Communauté économique ouest-africaine : la Cedeao rétrécit

La Cedeao perd trois membres. Les gouvernements militaires du Mali, du Burkina Faso et du Niger veulent partir. L’organisation n’en sait encore rien.

COTONOU | Cela fait sensation en Afrique de l’Ouest : les pays du Mali, du Burkina Faso et du Niger, où sont au pouvoir des gouvernements militaires, veulent quitter avec effet immédiat la Communauté économique ouest-africaine Cedeao – qui compte actuellement 15 États membres. L’organisation régionale, fondée il y a 49 ans, serait « sous l’influence de puissances étrangères » et trahirait leurs principes fondateurs. Il s’agit d’une menace pour les Etats membres, affirme-t-on dans un communiqué de presse commun. Pour le Mali, le colonel Abdoulaye Maïga, ministre de l’Administration territoriale et de la Décentralisation du gouvernement intérimaire, l’a lu à la télévision d’État.

L’organisation n’a pas soutenu le Mali dans la lutte contre les groupes terroristes en 2012. L’évolution de la situation à cette époque est considérée comme le déclencheur de la grave crise sécuritaire au Sahel. En raison de la propagation des mouvements terroristes liés à « l’État islamique » (EI) et à Al-Qaïda, plus de trois millions de personnes sont en fuite. Toutefois, la violence contre la population civile provient également des forces de sécurité de l’État.

Dans leur déclaration, les chefs d’État et de gouvernement des trois États du Sahel ont également souligné qu’ils voulaient assumer la responsabilité de l’histoire et répondre aux attentes, préoccupations et aspirations des populations. Le choix des mots n’est pas sans rappeler le héros national burkinabé Thomas Sankara, très vénéré dans la région, qui a pris le pouvoir après un coup d’État en 1983 et a été assassiné en octobre 1987. Dans son célèbre discours aux Nations Unies, il a également souligné que le Burkina Faso souhaitait prendre son destin en main à l’avenir.

Dans le service de messages courts X, la Cedeao a annoncé qu’elle n’avait pas encore été formellement informée du retrait. Atiku Abubakar, arrivé deuxième derrière Bola Tinubu lors de l’élection présidentielle nigériane l’année dernière, a qualifié cette évolution d' »inquiétante ». Il s’agit d’une grave rupture diplomatique.

Le président nigérian Tinubu, actuellement président de l’organisation, n’a pas encore fait de commentaire. Il est situé à titre privé en France. Les autres chefs d’État et de gouvernement n’ont pas encore commenté cette évolution.

Le Mali a ignoré les demandes de la Cedeao

Avec cette annonce, les tensions entre l’organisation régionale et les trois États du Sahel atteignent un nouveau sommet. Depuis le premier coup d’État au Mali en août 2020, la Cedeao a appelé à des élections et au retour à un gouvernement civil. Le Mali l’a ignoré à plusieurs reprises et a suspendu à plusieurs reprises les calendriers qui avaient été élaborés à cet effet. Les sanctions imposées il y a deux ans n’ont rien changé à la situation, mais ont plutôt alimenté la colère de la population contre la Cedeao. Les médiations ont échoué.

Le bloc régional est devenu inhabituellement clair après le coup d’État au Niger en juillet 2023. Tinubu a menacé d’intervenir militairement, mais cela n’a jamais eu lieu.
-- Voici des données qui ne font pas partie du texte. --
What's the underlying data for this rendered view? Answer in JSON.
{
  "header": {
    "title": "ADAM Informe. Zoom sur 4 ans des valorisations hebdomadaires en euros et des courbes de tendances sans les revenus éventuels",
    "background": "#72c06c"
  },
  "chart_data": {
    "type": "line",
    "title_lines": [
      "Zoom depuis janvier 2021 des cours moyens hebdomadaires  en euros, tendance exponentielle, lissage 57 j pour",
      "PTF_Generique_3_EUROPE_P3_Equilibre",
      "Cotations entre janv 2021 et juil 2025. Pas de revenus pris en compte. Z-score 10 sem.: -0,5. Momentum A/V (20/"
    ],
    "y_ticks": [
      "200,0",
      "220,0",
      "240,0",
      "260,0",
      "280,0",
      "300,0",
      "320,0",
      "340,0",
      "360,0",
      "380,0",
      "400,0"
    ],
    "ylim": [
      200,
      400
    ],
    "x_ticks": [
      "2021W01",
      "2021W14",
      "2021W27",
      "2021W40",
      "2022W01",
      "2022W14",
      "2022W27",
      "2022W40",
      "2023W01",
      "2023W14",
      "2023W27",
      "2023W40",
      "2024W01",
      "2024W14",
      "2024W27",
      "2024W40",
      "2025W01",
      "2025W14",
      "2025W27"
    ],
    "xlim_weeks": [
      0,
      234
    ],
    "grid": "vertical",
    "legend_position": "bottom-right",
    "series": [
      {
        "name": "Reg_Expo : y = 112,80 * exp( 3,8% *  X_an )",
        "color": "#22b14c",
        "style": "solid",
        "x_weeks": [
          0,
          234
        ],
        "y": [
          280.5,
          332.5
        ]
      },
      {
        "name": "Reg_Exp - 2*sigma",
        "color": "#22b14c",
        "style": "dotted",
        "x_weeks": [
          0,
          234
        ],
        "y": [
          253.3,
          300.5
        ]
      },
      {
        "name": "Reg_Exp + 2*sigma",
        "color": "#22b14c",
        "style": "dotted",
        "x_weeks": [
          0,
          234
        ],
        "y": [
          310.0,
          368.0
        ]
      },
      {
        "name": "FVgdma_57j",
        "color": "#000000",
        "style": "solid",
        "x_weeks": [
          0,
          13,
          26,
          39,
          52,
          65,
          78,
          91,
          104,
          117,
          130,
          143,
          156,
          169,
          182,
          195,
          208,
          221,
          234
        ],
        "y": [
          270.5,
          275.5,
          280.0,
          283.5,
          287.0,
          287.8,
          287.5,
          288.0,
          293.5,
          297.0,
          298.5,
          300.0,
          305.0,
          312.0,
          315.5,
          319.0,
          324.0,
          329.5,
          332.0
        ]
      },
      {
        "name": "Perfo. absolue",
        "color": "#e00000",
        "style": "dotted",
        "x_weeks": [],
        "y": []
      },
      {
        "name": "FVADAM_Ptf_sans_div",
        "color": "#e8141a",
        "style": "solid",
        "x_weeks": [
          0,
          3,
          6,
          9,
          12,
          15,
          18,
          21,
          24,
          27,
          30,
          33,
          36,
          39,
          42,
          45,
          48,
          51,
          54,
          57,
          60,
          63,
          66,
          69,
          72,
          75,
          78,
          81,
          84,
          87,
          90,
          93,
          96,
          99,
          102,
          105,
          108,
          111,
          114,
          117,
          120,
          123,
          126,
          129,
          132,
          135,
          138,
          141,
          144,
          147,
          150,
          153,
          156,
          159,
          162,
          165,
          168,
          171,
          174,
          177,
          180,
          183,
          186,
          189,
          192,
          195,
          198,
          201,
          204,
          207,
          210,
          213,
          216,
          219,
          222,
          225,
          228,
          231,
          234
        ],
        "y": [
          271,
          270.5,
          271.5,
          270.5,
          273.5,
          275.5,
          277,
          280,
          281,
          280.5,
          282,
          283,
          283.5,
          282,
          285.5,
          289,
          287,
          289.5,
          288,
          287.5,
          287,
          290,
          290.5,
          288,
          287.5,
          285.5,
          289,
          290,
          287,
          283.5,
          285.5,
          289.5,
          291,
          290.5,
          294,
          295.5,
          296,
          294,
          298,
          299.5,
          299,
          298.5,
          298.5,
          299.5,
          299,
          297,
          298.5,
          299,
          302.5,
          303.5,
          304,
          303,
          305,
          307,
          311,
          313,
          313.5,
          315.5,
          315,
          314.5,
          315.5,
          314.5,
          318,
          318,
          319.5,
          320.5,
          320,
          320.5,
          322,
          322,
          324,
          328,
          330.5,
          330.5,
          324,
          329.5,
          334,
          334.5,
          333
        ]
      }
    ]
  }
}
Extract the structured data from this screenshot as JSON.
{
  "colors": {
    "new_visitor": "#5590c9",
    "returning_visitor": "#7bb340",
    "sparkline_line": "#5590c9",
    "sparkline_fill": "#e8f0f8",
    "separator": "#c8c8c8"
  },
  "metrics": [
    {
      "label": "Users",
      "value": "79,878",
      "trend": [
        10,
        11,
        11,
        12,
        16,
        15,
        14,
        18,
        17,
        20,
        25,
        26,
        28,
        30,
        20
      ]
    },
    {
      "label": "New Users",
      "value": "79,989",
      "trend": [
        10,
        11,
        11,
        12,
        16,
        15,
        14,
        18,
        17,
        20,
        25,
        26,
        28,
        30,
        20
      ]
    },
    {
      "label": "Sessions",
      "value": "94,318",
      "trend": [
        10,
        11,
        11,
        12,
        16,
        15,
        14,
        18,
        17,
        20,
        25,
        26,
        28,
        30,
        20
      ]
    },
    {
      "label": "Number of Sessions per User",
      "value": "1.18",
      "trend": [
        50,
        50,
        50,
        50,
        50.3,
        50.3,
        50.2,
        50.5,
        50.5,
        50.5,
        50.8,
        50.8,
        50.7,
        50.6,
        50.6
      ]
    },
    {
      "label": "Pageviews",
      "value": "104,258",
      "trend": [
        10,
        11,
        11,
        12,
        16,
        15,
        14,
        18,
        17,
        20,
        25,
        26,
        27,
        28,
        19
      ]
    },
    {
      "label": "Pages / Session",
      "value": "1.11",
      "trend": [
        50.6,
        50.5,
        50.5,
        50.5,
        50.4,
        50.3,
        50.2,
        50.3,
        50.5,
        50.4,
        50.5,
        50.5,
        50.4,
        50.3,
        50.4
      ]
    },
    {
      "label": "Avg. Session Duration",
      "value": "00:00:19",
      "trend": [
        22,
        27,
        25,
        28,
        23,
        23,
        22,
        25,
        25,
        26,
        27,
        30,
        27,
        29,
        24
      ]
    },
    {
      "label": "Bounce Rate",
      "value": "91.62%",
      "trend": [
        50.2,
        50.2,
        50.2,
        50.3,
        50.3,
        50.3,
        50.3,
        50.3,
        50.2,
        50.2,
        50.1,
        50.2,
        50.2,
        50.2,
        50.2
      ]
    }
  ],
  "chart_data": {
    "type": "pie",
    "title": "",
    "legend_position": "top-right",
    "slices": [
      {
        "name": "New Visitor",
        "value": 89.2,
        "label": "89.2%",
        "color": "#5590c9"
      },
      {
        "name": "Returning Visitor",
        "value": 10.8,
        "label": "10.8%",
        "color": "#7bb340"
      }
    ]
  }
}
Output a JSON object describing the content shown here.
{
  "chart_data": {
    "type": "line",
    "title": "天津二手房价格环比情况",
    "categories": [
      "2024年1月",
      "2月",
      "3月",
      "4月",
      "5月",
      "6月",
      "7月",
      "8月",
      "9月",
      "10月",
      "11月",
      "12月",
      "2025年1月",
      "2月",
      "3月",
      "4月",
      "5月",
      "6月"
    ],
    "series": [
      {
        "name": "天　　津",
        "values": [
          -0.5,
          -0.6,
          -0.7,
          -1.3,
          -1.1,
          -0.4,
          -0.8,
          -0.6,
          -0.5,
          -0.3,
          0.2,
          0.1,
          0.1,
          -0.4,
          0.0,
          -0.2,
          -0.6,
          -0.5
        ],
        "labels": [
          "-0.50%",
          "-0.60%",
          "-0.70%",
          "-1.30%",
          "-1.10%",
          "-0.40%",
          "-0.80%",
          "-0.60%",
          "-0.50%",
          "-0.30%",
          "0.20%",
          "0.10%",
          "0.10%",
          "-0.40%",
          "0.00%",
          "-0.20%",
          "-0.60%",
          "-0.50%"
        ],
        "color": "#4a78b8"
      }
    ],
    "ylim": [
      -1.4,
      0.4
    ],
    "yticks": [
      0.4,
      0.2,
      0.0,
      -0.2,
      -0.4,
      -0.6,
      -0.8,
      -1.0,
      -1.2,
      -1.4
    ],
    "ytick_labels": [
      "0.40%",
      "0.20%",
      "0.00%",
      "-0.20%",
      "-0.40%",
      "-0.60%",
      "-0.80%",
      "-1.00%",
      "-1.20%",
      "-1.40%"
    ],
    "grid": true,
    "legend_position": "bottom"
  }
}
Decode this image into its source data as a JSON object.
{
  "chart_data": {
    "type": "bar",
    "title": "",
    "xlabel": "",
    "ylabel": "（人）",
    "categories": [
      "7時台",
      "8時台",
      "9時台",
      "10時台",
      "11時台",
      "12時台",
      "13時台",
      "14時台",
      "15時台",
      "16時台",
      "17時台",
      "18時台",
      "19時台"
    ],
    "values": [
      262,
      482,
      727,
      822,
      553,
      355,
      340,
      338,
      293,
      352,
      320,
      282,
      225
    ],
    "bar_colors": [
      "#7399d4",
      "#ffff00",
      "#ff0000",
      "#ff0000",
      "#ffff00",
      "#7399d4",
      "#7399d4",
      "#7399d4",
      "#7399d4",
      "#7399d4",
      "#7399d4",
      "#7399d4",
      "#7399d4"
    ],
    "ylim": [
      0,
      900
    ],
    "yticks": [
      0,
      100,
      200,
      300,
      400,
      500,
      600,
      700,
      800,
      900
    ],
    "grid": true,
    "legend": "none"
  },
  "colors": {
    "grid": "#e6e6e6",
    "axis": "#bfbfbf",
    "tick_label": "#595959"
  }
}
Toutefois, des sanctions économiques restent en vigueur, notamment la fermeture de la frontière avec le Bénin voisin, au sud. Les prix des denrées alimentaires ont augmenté. Les organisations humanitaires ont averti à plusieurs reprises ces derniers mois que les produits médicaux se raréfient également et deviennent plus chers parce que les fournitures n’arrivent pas dans le pays.

Cependant, les critiques à l’encontre de l’association régionale, qui cherchait autrefois à simplifier les relations économiques, ne sont pas nouvelles. Par exemple, des militants ont critiqué l’organisation pour avoir autorisé des changements constitutionnels permettant aux présidents de rester au pouvoir plus longtemps que prévu. Cela a touché la Côte d’Ivoire et le Togo.

La Cedeao est considérée comme l’organisation régionale la plus puissante du continent. La question centrale est le Protocole sur la libre circulation des personnes de 1979. Il stipule que les résidents de la Cedeao n’ont pas besoin de passeport dans la région, peuvent séjourner dans tous les États membres jusqu’à 90 jours sans visa et peuvent choisir librement leur lieu de résidence. résidence.

Jusqu’à présent, il n’y a eu qu’une seule sortie : la Mauritanie, membre fondateur, a quitté l’organisation en 2000. Cependant, un accord de coopération est à nouveau en vigueur depuis 2019. L’un des objectifs de la Cedeao est de renforcer la coopération dans la lutte contre le terrorisme.